The city also played a special role during the Reformation era by virtue of its status as the Imperial capital. A number of students at the University of Vienna, which was founded in 1365, would go on to become major protagonists of the Reformation, including Huldrych Zwingli (1584-1531) and St. Gallen’s chief Reformer, Joachim von Watt (1484-1551). From 1520 on, the city was also the source of the Protestant pamphlets that were spread throughout Austria. It was also in Vienna that Paul Speratus (1484-1551), composer of the famous motet “The Grace of God Has Come to Man”, adopted the Protestant faith in St. Stephen’s Cathedral in January 1522, to then be excommunicated as a result. Two years later, Viennese cloth merchant Caspar Tauber was executed in Vienna for the confession of his Reformist faith. All the same, Protestant teachings found great resonance amongst the city’s inhabitants, and the majority of Vienna’s nobility and citizens turned to Protestantism. The Radical Reformation also garnered support there, leading to the foundation of a Viennese Baptist community. Balthasar Hubmaier, leader of the Anabaptists, was subsequently burned to death in Vienne in 1528. This all served to fire a generally anticlerical mood, which, following the banning of Protestant preachings, infused into the Sunday services of Protestant worship held on the noble estates just outside Vienna’s city walls. The nobility promoted the Protestant movement and employed Protestant pastors. Even the subsequent Emperor Maximilian II (1527-1576) installed a Protestant pastor, Johann Sebastian Pfauser (1520-1569), as his court preacher around that time. By the close of the 16th century, three-quarters of Vienna’s population were Protestant.

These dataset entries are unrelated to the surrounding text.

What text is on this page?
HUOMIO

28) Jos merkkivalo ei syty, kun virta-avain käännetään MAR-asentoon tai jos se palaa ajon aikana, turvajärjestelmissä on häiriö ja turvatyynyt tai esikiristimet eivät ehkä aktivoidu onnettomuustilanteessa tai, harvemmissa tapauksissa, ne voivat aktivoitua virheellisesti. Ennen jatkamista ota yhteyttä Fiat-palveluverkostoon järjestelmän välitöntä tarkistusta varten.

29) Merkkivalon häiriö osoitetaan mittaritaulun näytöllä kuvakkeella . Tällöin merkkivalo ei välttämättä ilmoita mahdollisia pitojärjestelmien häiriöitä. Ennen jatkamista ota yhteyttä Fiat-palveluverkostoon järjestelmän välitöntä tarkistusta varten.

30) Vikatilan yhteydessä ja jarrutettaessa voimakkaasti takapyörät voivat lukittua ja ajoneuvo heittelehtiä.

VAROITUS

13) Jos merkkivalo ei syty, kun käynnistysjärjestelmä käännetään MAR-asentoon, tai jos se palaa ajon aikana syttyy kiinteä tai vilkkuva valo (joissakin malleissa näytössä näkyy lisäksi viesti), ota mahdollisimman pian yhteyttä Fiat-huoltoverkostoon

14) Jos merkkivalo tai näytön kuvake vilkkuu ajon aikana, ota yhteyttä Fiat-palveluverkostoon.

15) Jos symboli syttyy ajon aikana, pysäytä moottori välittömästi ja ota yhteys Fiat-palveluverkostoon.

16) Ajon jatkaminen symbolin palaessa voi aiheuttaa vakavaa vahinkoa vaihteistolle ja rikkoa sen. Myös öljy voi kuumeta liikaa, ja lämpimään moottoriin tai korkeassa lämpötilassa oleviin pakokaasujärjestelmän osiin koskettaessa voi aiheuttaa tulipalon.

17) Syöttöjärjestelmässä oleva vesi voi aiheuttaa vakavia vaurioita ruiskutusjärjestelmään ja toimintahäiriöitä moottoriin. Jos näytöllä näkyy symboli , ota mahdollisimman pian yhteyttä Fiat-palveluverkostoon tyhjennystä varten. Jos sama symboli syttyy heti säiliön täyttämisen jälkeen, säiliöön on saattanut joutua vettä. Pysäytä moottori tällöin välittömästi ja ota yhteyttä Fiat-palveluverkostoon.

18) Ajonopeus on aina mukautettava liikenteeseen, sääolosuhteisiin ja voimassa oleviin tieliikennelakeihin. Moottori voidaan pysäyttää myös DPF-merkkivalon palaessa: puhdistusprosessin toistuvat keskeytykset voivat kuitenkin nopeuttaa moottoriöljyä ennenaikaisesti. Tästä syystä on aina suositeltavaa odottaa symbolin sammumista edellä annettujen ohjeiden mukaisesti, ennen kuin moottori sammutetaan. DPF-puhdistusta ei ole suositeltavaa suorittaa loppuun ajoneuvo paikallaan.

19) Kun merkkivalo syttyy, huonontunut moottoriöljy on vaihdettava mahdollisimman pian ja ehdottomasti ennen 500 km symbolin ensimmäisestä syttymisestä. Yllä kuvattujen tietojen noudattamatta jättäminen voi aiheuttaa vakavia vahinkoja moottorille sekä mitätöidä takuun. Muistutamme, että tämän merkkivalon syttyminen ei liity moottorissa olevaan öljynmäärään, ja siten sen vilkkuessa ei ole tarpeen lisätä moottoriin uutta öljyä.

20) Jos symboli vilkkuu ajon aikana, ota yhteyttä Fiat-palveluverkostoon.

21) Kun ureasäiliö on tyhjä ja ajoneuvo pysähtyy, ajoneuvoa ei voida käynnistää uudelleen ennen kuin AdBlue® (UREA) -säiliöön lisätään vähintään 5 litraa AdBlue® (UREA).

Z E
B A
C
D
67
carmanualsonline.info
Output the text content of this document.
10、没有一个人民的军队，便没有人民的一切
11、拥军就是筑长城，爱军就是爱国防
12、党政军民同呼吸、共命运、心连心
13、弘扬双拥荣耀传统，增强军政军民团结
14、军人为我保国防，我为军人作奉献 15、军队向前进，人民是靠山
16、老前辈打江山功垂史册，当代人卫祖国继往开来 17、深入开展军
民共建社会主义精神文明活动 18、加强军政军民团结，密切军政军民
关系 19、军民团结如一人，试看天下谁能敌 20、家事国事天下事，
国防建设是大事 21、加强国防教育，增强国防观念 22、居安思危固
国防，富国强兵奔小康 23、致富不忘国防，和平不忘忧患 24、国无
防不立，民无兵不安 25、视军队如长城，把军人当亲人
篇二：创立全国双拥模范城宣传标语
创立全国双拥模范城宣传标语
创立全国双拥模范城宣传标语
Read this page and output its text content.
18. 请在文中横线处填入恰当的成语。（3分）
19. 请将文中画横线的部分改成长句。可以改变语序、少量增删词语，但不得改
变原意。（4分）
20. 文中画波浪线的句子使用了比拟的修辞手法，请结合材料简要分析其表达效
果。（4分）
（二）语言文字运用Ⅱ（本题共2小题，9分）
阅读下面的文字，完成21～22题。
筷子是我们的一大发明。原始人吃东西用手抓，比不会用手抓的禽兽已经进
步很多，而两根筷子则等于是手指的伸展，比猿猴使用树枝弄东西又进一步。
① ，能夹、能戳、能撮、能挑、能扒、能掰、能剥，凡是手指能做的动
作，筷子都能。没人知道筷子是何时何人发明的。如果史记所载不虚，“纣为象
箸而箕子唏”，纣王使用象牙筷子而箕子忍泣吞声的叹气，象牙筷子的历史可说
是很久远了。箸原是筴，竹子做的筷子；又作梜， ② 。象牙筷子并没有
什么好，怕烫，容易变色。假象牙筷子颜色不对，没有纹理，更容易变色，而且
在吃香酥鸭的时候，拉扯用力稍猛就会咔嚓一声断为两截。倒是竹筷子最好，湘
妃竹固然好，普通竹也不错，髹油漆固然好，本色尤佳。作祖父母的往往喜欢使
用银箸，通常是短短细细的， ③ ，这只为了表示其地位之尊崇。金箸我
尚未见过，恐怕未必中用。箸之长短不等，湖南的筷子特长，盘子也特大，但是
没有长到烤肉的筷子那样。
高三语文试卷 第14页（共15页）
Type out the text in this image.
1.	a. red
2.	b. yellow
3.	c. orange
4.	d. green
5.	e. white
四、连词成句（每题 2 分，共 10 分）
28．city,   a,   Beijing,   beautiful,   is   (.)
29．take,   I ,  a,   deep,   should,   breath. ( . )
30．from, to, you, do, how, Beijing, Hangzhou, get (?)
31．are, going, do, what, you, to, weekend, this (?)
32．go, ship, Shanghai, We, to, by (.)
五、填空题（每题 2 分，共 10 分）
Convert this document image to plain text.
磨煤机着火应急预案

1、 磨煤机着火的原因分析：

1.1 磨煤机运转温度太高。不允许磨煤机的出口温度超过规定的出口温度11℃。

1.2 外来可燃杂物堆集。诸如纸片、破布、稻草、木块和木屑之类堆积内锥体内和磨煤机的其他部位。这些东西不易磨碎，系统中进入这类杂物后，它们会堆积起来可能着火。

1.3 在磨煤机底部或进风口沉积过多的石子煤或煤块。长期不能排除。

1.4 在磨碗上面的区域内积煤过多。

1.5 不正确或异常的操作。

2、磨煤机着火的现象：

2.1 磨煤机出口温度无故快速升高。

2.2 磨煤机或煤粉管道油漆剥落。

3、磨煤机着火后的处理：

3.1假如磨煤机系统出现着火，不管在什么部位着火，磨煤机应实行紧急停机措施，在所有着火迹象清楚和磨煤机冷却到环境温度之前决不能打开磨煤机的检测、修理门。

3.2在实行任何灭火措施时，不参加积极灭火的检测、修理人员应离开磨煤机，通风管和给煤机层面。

During the Counter-Reformation in the 17th century, the Protestant nobility was deposed and expelled as sponsors of the Reformation, forcing Protestants to practise their faith in secret. The situation remained that way until the Edict of Tolerance of 1781 allowed Protestant communities to re-emerge into the open. Today, there is once again a thriving Protestant community in Vienna, even if its members remain in the minority. Vienna is the seat of the heads of the Lutheran (Augsburg Confession), Reformed (Helvetic Confession) and Methodist Churches in Austria.
The city’s museums and archives are a unique treasure trove of documents stemming from the Reformation era, such as the original Confessio Augustana that was handed to Emperor Karl V, one of three surviving copies of the Luther’s 95 Theses and a great many Reformist pamphlets and paintings. Many of these treasures will be put on put on public display in the Vienna Museum to mark the 2017 anniversary. A host of celebrations, including a European Reformation Ball, are planned to commemorate the Reformation.